Nonsteroidal anti-inflammatory drugs (NSAIDs) are recommended for multimodal postoperative pain management. The purpose of this study was to evaluate the postoperative pain relief, time to ambulation, and opioid-sparing effects of flurbiprofen axetil (FA) and celecoxib (CX) after total-knee arthroplasty (TKA) surgery.A convenience sample of 300 patients was obtained using a retrospective chart review of patients who underwent TKA and received FA or CX or saline (SA) as control. Institutional review board approval was obtained, and 300 charts of patients who received TKA were reviewed. Visual analog scale (VAS) pain scores up to 6 months postoperatively, opioid requirements, range of knee motion, adverse effects, and length of hospital stay are recorded. Data were analyzed using the Pearson Chi-square where appropriate or the Fisher exact test, and all continuous variables were examined using a Wilcoxon rank test.The results of the study showed no significant differences between the 3 groups for the age, gender, American Society of Anesthesiologists class, number of patients who underwent knee surgery, weight, height, and operation duration. Patients in FA and CX demonstrated significantly reduced pain scores and less morphine consumption at rest and active motion compared to SA in 24 hours after surgery, with lower scores and less opioid requirements in the FA group. However, after 48 hours postoperatively, there are no significant differences between these groups.Intravenous application of 1 mg/kg flurbiprofen axetil twice a day and 200 mg celecoxib once a day improved analgesia and decreased morphine consumption following TKA. When the 2 active drugs were compared, it was found that flurbiprofen axetil was superior to celecoxib in terms of short-term analgesic efficacy and opioid consumption.

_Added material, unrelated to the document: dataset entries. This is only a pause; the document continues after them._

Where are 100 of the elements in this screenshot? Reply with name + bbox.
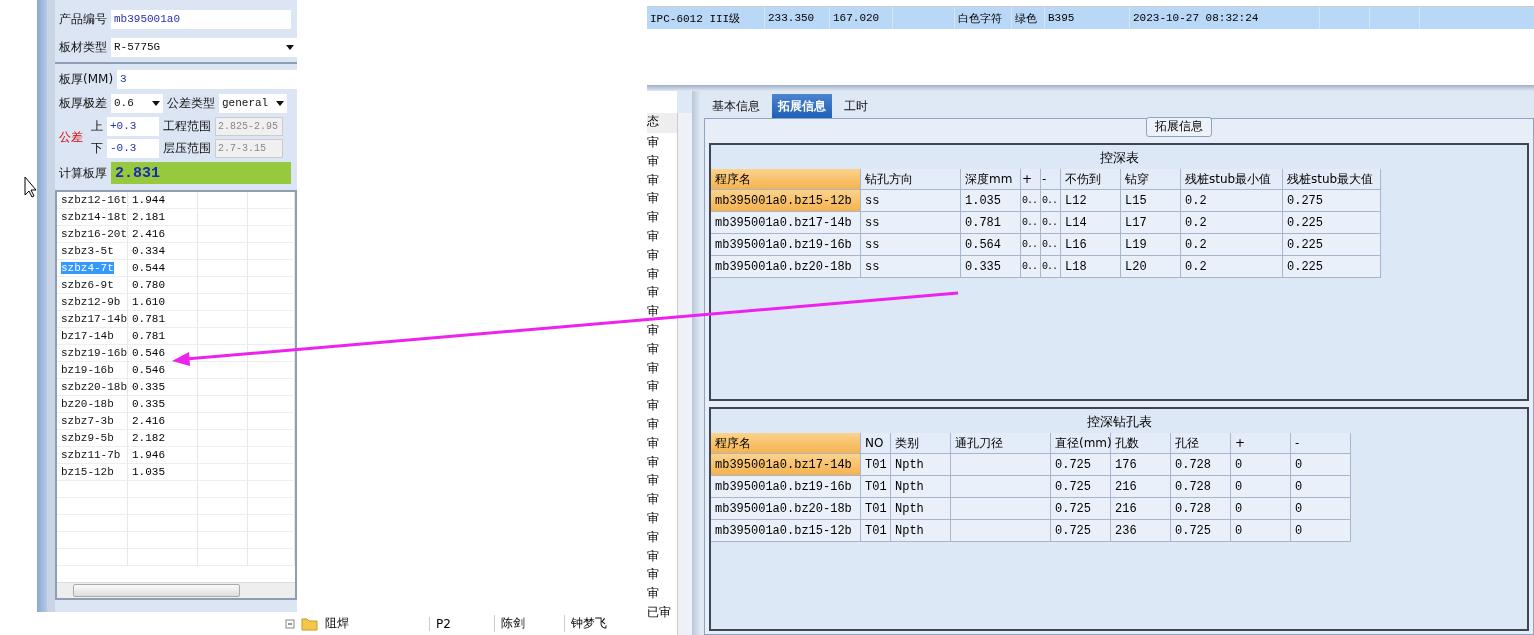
- table-cell: Npth: [891, 476, 951, 498]
- table-cell: 0.564: [961, 234, 1021, 256]
- status-cell-text: 审: [647, 397, 660, 415]
- status-cell-text: 审: [647, 152, 660, 170]
- table-cell: 0.725: [1051, 454, 1111, 476]
- column-header[interactable]: 钻穿: [1121, 169, 1181, 190]
- status-cell-text: 审: [647, 284, 660, 302]
- tab[interactable]: 基本信息: [706, 94, 766, 118]
- list-value: 0.781: [132, 330, 165, 342]
- grid-row[interactable]: IPC-6012 III级 233.350 167.020 白色字符 绿色 B395 2023-10-27 08:32:24: [647, 6, 1534, 29]
- table-cell: L20: [1121, 256, 1181, 278]
- table-cell: 0..: [1041, 212, 1061, 234]
- table-cell: mb395001a0.bz20-18b: [711, 498, 861, 520]
- list-value: 2.182: [132, 432, 165, 444]
- column-header[interactable]: -: [1291, 433, 1351, 454]
- list-item[interactable]: szbz9-5b: [61, 432, 114, 444]
- column-header[interactable]: +: [1021, 169, 1041, 190]
- list-item[interactable]: szbz11-7b: [61, 449, 121, 461]
- status-cell-text: 已审: [647, 603, 672, 621]
- list-value: 1.946: [132, 449, 165, 461]
- tree-cell-text: 阻焊: [324, 615, 350, 632]
- table-cell: 0..: [1021, 212, 1041, 234]
- list-value: 2.181: [132, 211, 165, 223]
- column-header[interactable]: 类别: [891, 433, 951, 454]
- column-header[interactable]: 直径(mm): [1051, 433, 1111, 454]
- list-item[interactable]: szbz17-14b: [61, 313, 127, 325]
- column-header[interactable]: 不伤到: [1061, 169, 1121, 190]
- column-header[interactable]: 程序名: [711, 433, 861, 454]
- table-cell: T01: [861, 476, 891, 498]
- column-header[interactable]: -: [1041, 169, 1061, 190]
- table-cell: mb395001a0.bz19-16b: [711, 476, 861, 498]
- list-item[interactable]: bz19-16b: [61, 364, 114, 376]
- grid-cell: 绿色: [1012, 7, 1045, 29]
- list-item[interactable]: szbz3-5t: [61, 245, 114, 257]
- table-cell: mb395001a0.bz15-12b: [711, 520, 861, 542]
- list-value: 1.035: [132, 466, 165, 478]
- grid-cell: 白色字符: [955, 7, 1012, 29]
- list-item[interactable]: bz15-12b: [61, 466, 114, 478]
- list-item[interactable]: szbz16-20t: [61, 228, 127, 240]
- input-field[interactable]: 3: [117, 69, 297, 89]
- list-item[interactable]: bz20-18b: [61, 398, 114, 410]
- status-cell-text: 审: [647, 340, 660, 358]
- column-header[interactable]: 钻孔方向: [861, 169, 961, 190]
- table-cell: mb395001a0.bz17-14b: [711, 454, 861, 476]
- column-header[interactable]: 孔数: [1111, 433, 1171, 454]
- table-cell: 0.728: [1171, 454, 1231, 476]
- status-cell-text: 审: [647, 547, 660, 565]
- column-header[interactable]: NO: [861, 433, 891, 454]
- table-cell: L18: [1061, 256, 1121, 278]
- table-cell: T01: [861, 454, 891, 476]
- table-cell: 1.035: [961, 190, 1021, 212]
- list-item[interactable]: szbz6-9t: [61, 279, 114, 291]
- column-header[interactable]: 程序名: [711, 169, 861, 190]
- input-field[interactable]: -0.3: [107, 138, 159, 158]
- column-header[interactable]: 通孔刀径: [951, 433, 1051, 454]
- column-header[interactable]: 深度mm: [961, 169, 1021, 190]
- dropdown[interactable]: 0.6: [111, 93, 163, 113]
- table-cell: 0.2: [1181, 212, 1283, 234]
- table-cell: 0: [1231, 520, 1291, 542]
- table-cell: 236: [1111, 520, 1171, 542]
- column-header[interactable]: 残桩stub最小值: [1181, 169, 1283, 190]
- table-cell: 0: [1231, 476, 1291, 498]
- status-cell-text: 审: [647, 528, 660, 546]
- list-value: 1.944: [132, 194, 165, 206]
- dropdown[interactable]: general: [219, 93, 287, 113]
- list-item[interactable]: bz17-14b: [61, 330, 114, 342]
- table-cell: 0..: [1041, 190, 1061, 212]
- list-item[interactable]: szbz14-18t: [61, 211, 127, 223]
- list-item[interactable]: szbz19-16b: [61, 347, 127, 359]
- list-item[interactable]: szbz12-16t: [61, 194, 127, 206]
- field-label: 板厚极差: [59, 94, 107, 112]
- tolerance-label: 公差: [58, 128, 84, 146]
- list-item[interactable]: szbz7-3b: [61, 415, 114, 427]
- table-cell: L19: [1121, 234, 1181, 256]
- table-cell: 0.725: [1051, 498, 1111, 520]
- list-item[interactable]: szbz20-18b: [61, 381, 127, 393]
- status-cell-text: 审: [647, 491, 660, 509]
- tab[interactable]: 拓展信息: [772, 94, 832, 118]
- tab[interactable]: 工时: [838, 94, 874, 118]
- table-cell: 0.2: [1181, 190, 1283, 212]
- table-cell: L15: [1121, 190, 1181, 212]
- table-cell: 0.728: [1171, 498, 1231, 520]
- input-field[interactable]: +0.3: [107, 116, 159, 136]
- table-cell: 0.225: [1283, 212, 1381, 234]
- field-label: 公差类型: [167, 94, 215, 112]
- table-cell: 0: [1291, 454, 1351, 476]
- column-header[interactable]: 孔径: [1171, 433, 1231, 454]
- column-header[interactable]: 态: [647, 113, 677, 133]
- table-cell: 216: [1111, 498, 1171, 520]
- list-value: 2.416: [132, 228, 165, 240]
- list-item[interactable]: szbz12-9b: [61, 296, 121, 308]
- group-title: 拓展信息: [1146, 117, 1212, 137]
- dropdown[interactable]: R-5775G: [111, 37, 297, 57]
- column-header[interactable]: 残桩stub最大值: [1283, 169, 1381, 190]
- column-header[interactable]: +: [1231, 433, 1291, 454]
- status-cell-text: 审: [647, 171, 660, 189]
- grid-cell: 2023-10-27 08:32:24: [1130, 7, 1320, 29]
- tree-cell: P2: [429, 616, 494, 631]
- list-value: 0.335: [132, 381, 165, 393]
- input-field[interactable]: mb395001a0: [111, 9, 291, 29]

非甾体类抗炎药(NSAIDs)被推荐用于多模式术后疼痛管理。本研究的目的是评估氟比洛芬酯(FA)和塞来昔布(CX)在全膝关节置换术(TKA)后对术后疼痛缓解、下床活动时间和阿片类药物节省效应。通过对接受TKA并接受FA或CX或生理盐水(SA)作为对照的患者进行回顾性病历审查,获得了300例患者的便利样本。获得了机构审查委员会的批准,并审查了300例接受TKA患者的病历。记录术后长达6个月的视觉模拟量表(VAS)疼痛评分、阿片类药物需求量、膝关节活动范围、不良反应和住院时间。在适当情况下使用Pearson卡方检验或Fisher精确检验分析数据,所有连续变量使用Wilcoxon秩和检验进行检查。研究结果显示,三组在年龄、性别、美国麻醉医师协会分级、接受膝关节手术的患者数量、体重、身高和手术持续时间方面无显著差异。与术后24小时的SA组相比,FA组和CX组患者在休息和活动时的疼痛评分显著降低,吗啡消耗量减少,FA组的评分更低,阿片类药物需求量更少。然而,术后48小时后,这些组之间无显著差异。每天两次静脉注射1mg/kg氟比洛芬酯和每天一次口服200mg塞来昔布可改善TKA后的镇痛效果并减少吗啡消耗量。当比较这两种活性药物时,发现氟比洛芬酯在短期镇痛效果和阿片类药物消耗量方面优于塞来昔布。